Binding and bioactivity of insulin in primary cultures of carp (Cyprinus carpio) hepatocytes

Abstract

Isolated carp hepatocytes cultured in serum-free, chemically defined medium were used to investigate within the same cell preparation characteristics of the binding of insulin as well as effects of insulin on cellular metabolism. The binding of human [(125)I]-insulin to carp hepatocytes was studied in kinetic, saturation and displacement experiments. A dependency of insulin binding on the collagenase used for cell isolation was demonstrated. Insulin binding decreased during the first 12h of culture but remained constant during the following 12h. The kinetic experiments revealed that [(125)I]-insulin binding reached a steady state within 20-30 min of incubation. The mathematical analysis of the saturation experiments demonstrated the existence of two populations of binding sites, one with high affinity (Kd1 = 5.5 pM) and low capacity (Bmax1 = 0.14 fmol/mg protein or 77 binding sites/cell) and one with low affinity (Kd2 = 2.4 nM) and high capacity (Bmax2 = 17.6 fmol/mg protein or 9623 binding sites/cell).

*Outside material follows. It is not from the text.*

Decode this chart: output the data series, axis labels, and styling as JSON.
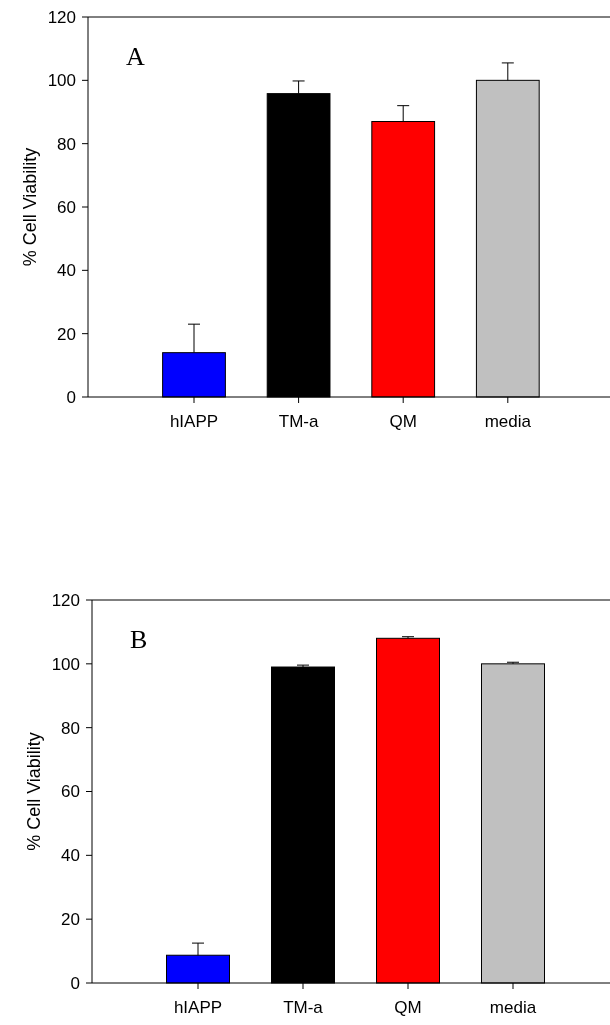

In competition experiments, 312 pM [(125)I]-insulin was displaced by cold insulin, IGF-I and IGF-II with IC50 values of 2.2, 7.9 and 20.3 nM, respectively. Glucagon was without effect. Binding of insulin to carp hepatocytes resulted in a significant reduction of glucose release and a significant increase of protein synthesis as of de novo fatty acid synthesis.